The observational uncertainty of coronal hole boundaries in automated detection schemes
Reiss, Martin A.; Muglach, Karin; Möstl, Christian; Arge, Charles N.; Bailey, Rachel; Delouille, Véronique; Garton, Tadhg M.; Hamada, Amr; Hofmeister, Stefan; Illarionov, Egor; Jarolim, Robert; Kirk, Michael S. F.; Kosovichev, Alexander; Krista, Larisza; Lee, Sangwoo; Lowder, Chris; MacNeice, Peter J.; Veronig, Astrid; COSPAR ISWAT Coronal Hole Boundary Working Team (2021-05-21)
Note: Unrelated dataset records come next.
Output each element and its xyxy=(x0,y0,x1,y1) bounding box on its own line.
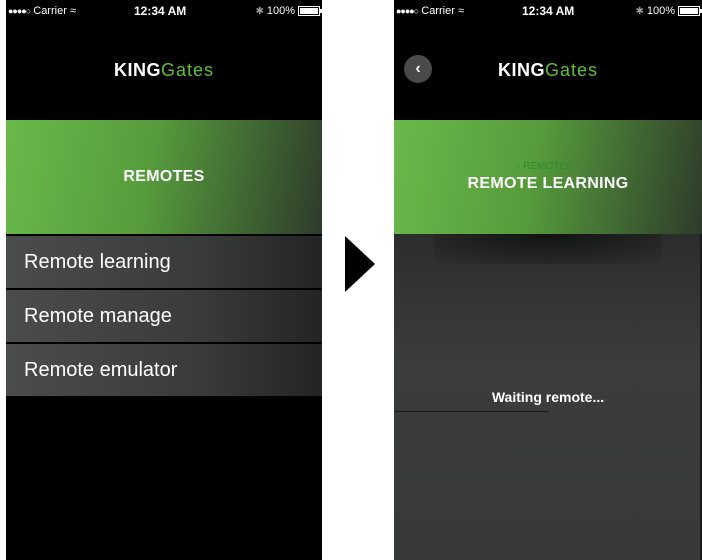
banner-shadow xyxy=(434,234,662,264)
menu-item-remote-learning[interactable]: Remote learning xyxy=(6,236,322,290)
phone-screen-remote-learning: ●●●●○ Carrier ≈ 12:34 AM ✱ 100% ‹ KINGGa… xyxy=(394,0,702,560)
waiting-status-text: Waiting remote... xyxy=(491,389,605,405)
section-banner: - REMOTES - REMOTE LEARNING xyxy=(394,120,702,234)
status-time: 12:34 AM xyxy=(134,4,187,18)
menu-item-label: Remote manage xyxy=(24,304,172,327)
menu-item-remote-emulator[interactable]: Remote emulator xyxy=(6,344,322,398)
app-logo: KINGGates xyxy=(6,60,322,81)
banner-title: REMOTE LEARNING xyxy=(467,175,629,192)
carrier-indicator: ●●●●○ Carrier ≈ xyxy=(8,5,76,17)
carrier-label: Carrier xyxy=(421,5,455,17)
wifi-icon: ≈ xyxy=(69,5,76,17)
status-bar: ●●●●○ Carrier ≈ 12:34 AM ✱ 100% xyxy=(394,0,702,22)
logo-king: KING xyxy=(497,60,545,80)
phone-screen-remotes: ●●●●○ Carrier ≈ 12:34 AM ✱ 100% KINGGate… xyxy=(6,0,322,560)
battery-icon xyxy=(678,6,702,16)
divider xyxy=(394,411,549,412)
section-banner: REMOTES xyxy=(6,120,322,234)
signal-icon: ●●●●○ xyxy=(8,6,31,16)
logo-gates: Gates xyxy=(160,60,215,80)
bluetooth-icon: ✱ xyxy=(255,5,264,17)
logo-king: KING xyxy=(113,60,161,80)
banner-subtitle: - REMOTES - xyxy=(517,161,579,172)
carrier-indicator: ●●●●○ Carrier ≈ xyxy=(396,5,464,17)
banner-title: REMOTES xyxy=(123,168,205,185)
battery-label: 100% xyxy=(646,5,675,17)
battery-indicator: ✱ 100% xyxy=(255,5,322,17)
battery-icon xyxy=(298,6,322,16)
signal-icon: ●●●●○ xyxy=(396,6,419,16)
carrier-label: Carrier xyxy=(33,5,67,17)
status-bar: ●●●●○ Carrier ≈ 12:34 AM ✱ 100% xyxy=(6,0,322,22)
bluetooth-icon: ✱ xyxy=(635,5,644,17)
menu-item-remote-manage[interactable]: Remote manage xyxy=(6,290,322,344)
logo-gates: Gates xyxy=(544,60,599,80)
transition-arrow-icon xyxy=(345,236,375,292)
battery-indicator: ✱ 100% xyxy=(635,5,702,17)
status-time: 12:34 AM xyxy=(522,4,575,18)
menu-item-label: Remote learning xyxy=(24,250,171,273)
wifi-icon: ≈ xyxy=(457,5,464,17)
menu-item-label: Remote emulator xyxy=(24,358,178,381)
learning-content-area: Waiting remote... xyxy=(394,234,702,560)
app-logo: KINGGates xyxy=(394,60,702,81)
battery-label: 100% xyxy=(266,5,295,17)
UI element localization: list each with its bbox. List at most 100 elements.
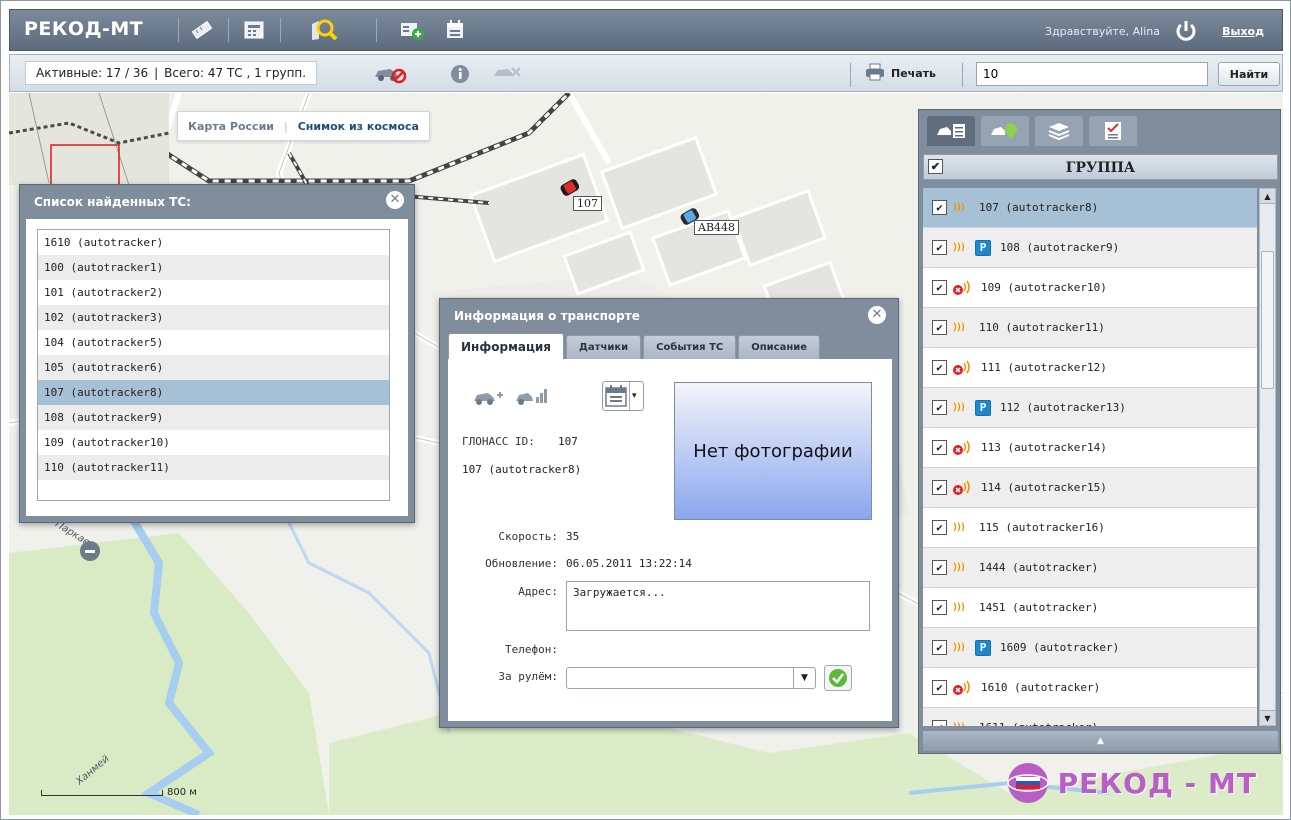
signal-offline-icon bbox=[953, 480, 970, 495]
vehicle-checkbox[interactable]: ✔ bbox=[932, 600, 947, 615]
tab-russia-map[interactable]: Карта России bbox=[188, 120, 274, 133]
collapse-panel-button[interactable]: ▲ bbox=[923, 731, 1278, 751]
tab-geozones[interactable] bbox=[981, 116, 1029, 146]
list-item[interactable]: 101 (autotracker2) bbox=[38, 280, 389, 305]
tab-sensors[interactable]: Датчики bbox=[566, 335, 642, 359]
signal-offline-icon bbox=[953, 280, 970, 295]
search-map-icon[interactable] bbox=[310, 17, 338, 43]
vehicle-label-107[interactable]: 107 bbox=[573, 196, 602, 211]
list-item[interactable]: 107 (autotracker8) bbox=[38, 380, 389, 405]
scale-label: 800 м bbox=[167, 787, 197, 798]
scrollbar-thumb[interactable] bbox=[1261, 251, 1274, 389]
confirm-driver-button[interactable] bbox=[824, 665, 852, 691]
speed-value: 35 bbox=[566, 530, 580, 543]
power-icon[interactable] bbox=[1174, 19, 1198, 43]
parking-icon: P bbox=[975, 239, 991, 256]
vehicle-checkbox[interactable]: ✔ bbox=[932, 480, 947, 495]
calculator-icon[interactable] bbox=[240, 17, 268, 43]
tab-satellite[interactable]: Снимок из космоса bbox=[298, 120, 419, 133]
group-row[interactable]: ✔ 113 (autotracker14) bbox=[923, 428, 1257, 468]
group-row[interactable]: ✔ 1610 (autotracker) bbox=[923, 668, 1257, 708]
group-panel-tabs bbox=[927, 116, 1137, 146]
car-disabled-icon[interactable] bbox=[372, 61, 408, 87]
list-item[interactable]: 102 (autotracker3) bbox=[38, 305, 389, 330]
group-row[interactable]: ✔ 109 (autotracker10) bbox=[923, 268, 1257, 308]
group-row[interactable]: ✔))) 1444 (autotracker) bbox=[923, 548, 1257, 588]
vehicle-checkbox[interactable]: ✔ bbox=[932, 280, 947, 295]
glonass-label: ГЛОНАСС ID: bbox=[462, 435, 535, 448]
signal-online-icon: ))) bbox=[952, 202, 966, 213]
group-row[interactable]: ✔))) P 1609 (autotracker) bbox=[923, 628, 1257, 668]
calendar-dropdown[interactable]: ▾ bbox=[602, 381, 644, 411]
scrollbar[interactable]: ▲ ▼ bbox=[1259, 188, 1276, 726]
info-icon[interactable] bbox=[450, 61, 470, 87]
separator bbox=[376, 18, 377, 42]
tab-events[interactable]: События ТС bbox=[643, 335, 737, 359]
found-list[interactable]: 1610 (autotracker) 100 (autotracker1) 101 … bbox=[37, 229, 390, 501]
close-icon[interactable]: ✕ bbox=[868, 306, 886, 324]
address-label: Адрес: bbox=[518, 585, 558, 598]
vehicle-checkbox[interactable]: ✔ bbox=[932, 680, 947, 695]
search-input[interactable] bbox=[976, 62, 1208, 86]
scroll-down-button[interactable]: ▼ bbox=[1260, 710, 1275, 725]
vehicle-checkbox[interactable]: ✔ bbox=[932, 560, 947, 575]
vehicle-checkbox[interactable]: ✔ bbox=[932, 200, 947, 215]
list-item[interactable]: 104 (autotracker5) bbox=[38, 330, 389, 355]
zoom-out-button[interactable] bbox=[80, 541, 100, 561]
list-item[interactable]: 110 (autotracker11) bbox=[38, 455, 389, 480]
logout-link[interactable]: Выход bbox=[1222, 25, 1264, 38]
schedule-icon[interactable] bbox=[441, 17, 469, 43]
group-row[interactable]: ✔))) 110 (autotracker11) bbox=[923, 308, 1257, 348]
list-item[interactable]: 108 (autotracker9) bbox=[38, 405, 389, 430]
vehicle-checkbox[interactable]: ✔ bbox=[932, 240, 947, 255]
add-vehicle-icon[interactable] bbox=[398, 17, 426, 43]
group-row[interactable]: ✔))) 115 (autotracker16) bbox=[923, 508, 1257, 548]
vehicle-checkbox[interactable]: ✔ bbox=[932, 520, 947, 535]
signal-online-icon: ))) bbox=[952, 562, 966, 573]
list-item[interactable]: 105 (autotracker6) bbox=[38, 355, 389, 380]
vehicle-checkbox[interactable]: ✔ bbox=[932, 720, 947, 726]
update-value: 06.05.2011 13:22:14 bbox=[566, 557, 692, 570]
car-signal-icon[interactable] bbox=[514, 387, 548, 410]
close-icon[interactable]: ✕ bbox=[386, 191, 404, 209]
tab-vehicle-list[interactable] bbox=[927, 116, 975, 146]
group-vehicle-list[interactable]: ✔))) 107 (autotracker8) ✔))) P 108 (autotrac… bbox=[923, 188, 1257, 726]
group-header[interactable]: ✔ ГРУППА bbox=[923, 154, 1278, 180]
list-item[interactable]: 109 (autotracker10) bbox=[38, 430, 389, 455]
group-row[interactable]: ✔ 111 (autotracker12) bbox=[923, 348, 1257, 388]
group-row[interactable]: ✔))) P 112 (autotracker13) bbox=[923, 388, 1257, 428]
find-button[interactable]: Найти bbox=[1218, 62, 1280, 86]
group-row[interactable]: ✔))) 107 (autotracker8) bbox=[923, 188, 1257, 228]
tracks-off-icon[interactable] bbox=[492, 61, 522, 87]
group-select-all-checkbox[interactable]: ✔ bbox=[928, 159, 943, 174]
group-row[interactable]: ✔))) 1451 (autotracker) bbox=[923, 588, 1257, 628]
vehicle-checkbox[interactable]: ✔ bbox=[932, 640, 947, 655]
info-tabs: Информация Датчики События ТС Описание bbox=[448, 333, 821, 359]
tab-description[interactable]: Описание bbox=[738, 335, 821, 359]
driver-select[interactable]: ▼ bbox=[566, 667, 816, 689]
check-icon bbox=[829, 669, 847, 687]
tab-layers[interactable] bbox=[1035, 116, 1083, 146]
ruler-icon[interactable] bbox=[188, 17, 216, 43]
vehicle-checkbox[interactable]: ✔ bbox=[932, 360, 947, 375]
scroll-up-button[interactable]: ▲ bbox=[1260, 189, 1275, 204]
list-item[interactable]: 100 (autotracker1) bbox=[38, 255, 389, 280]
vehicle-label: 1609 (autotracker) bbox=[1000, 641, 1120, 654]
brand-watermark: РЕКОД - МТ bbox=[1006, 761, 1257, 805]
car-forward-icon[interactable] bbox=[472, 389, 506, 410]
signal-online-icon: ))) bbox=[952, 602, 966, 613]
group-row[interactable]: ✔))) 1611 (autotracker) bbox=[923, 708, 1257, 726]
address-field[interactable]: Загружается... bbox=[566, 581, 870, 631]
tab-info[interactable]: Информация bbox=[448, 333, 564, 359]
print-button[interactable]: Печать bbox=[865, 63, 936, 84]
vehicle-checkbox[interactable]: ✔ bbox=[932, 320, 947, 335]
vehicle-checkbox[interactable]: ✔ bbox=[932, 440, 947, 455]
vehicle-checkbox[interactable]: ✔ bbox=[932, 400, 947, 415]
signal-online-icon: ))) bbox=[952, 522, 966, 533]
vehicle-label-ab448[interactable]: AB448 bbox=[694, 220, 740, 235]
group-row[interactable]: ✔))) P 108 (autotracker9) bbox=[923, 228, 1257, 268]
group-row[interactable]: ✔ 114 (autotracker15) bbox=[923, 468, 1257, 508]
panel-body: 1610 (autotracker) 100 (autotracker1) 101 … bbox=[26, 219, 408, 516]
tab-reports[interactable] bbox=[1089, 116, 1137, 146]
list-item[interactable]: 1610 (autotracker) bbox=[38, 230, 389, 255]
Martin A. Reiss et al 2021 ApJ 913 28, https://doi.org/10.3847/1538-4357/abf2c8
© 2021. The Author(s). Published by the American Astronomical Society. Original content from this work may be used under the terms of the Creative Commons Attribution 4.0 licence. Any further distribution of this work must maintain attribution to the author(s)and the title of the work, journal citation and DOI.
https://creativecommons.org/licenses/by/4.0/
https://urn.fi/URN:NBN:fi-fe2021070741228
Tiivistelmä
Abstract
Coronal holes are the observational manifestation of the solar magnetic field open to the heliosphere and are of pivotal importance for our understanding of the origin and acceleration of the solar wind. Observations from space missions such as the Solar Dynamics Observatory now allow us to study coronal holes in unprecedented detail. Instrumental effects and other factors, however, pose a challenge to automatically detect coronal holes in solar imagery. The science community addresses these challenges with different detection schemes. Until now, little attention has been paid to assessing the disagreement between these schemes. In this COSPAR ISWAT initiative, we present a comparison of nine automated detection schemes widely applied in solar and space science. We study, specifically, a prevailing coronal hole observed by the Atmospheric Imaging Assembly instrument on 2018 May 30. Our results indicate that the choice of detection scheme has a significant effect on the location of the coronal hole boundary. Physical properties in coronal holes such as the area, mean intensity, and mean magnetic field strength vary by a factor of up to 4.5 between the maximum and minimum values. We conclude that our findings are relevant for coronal hole research from the past decade, and are therefore of interest to the solar and space research community.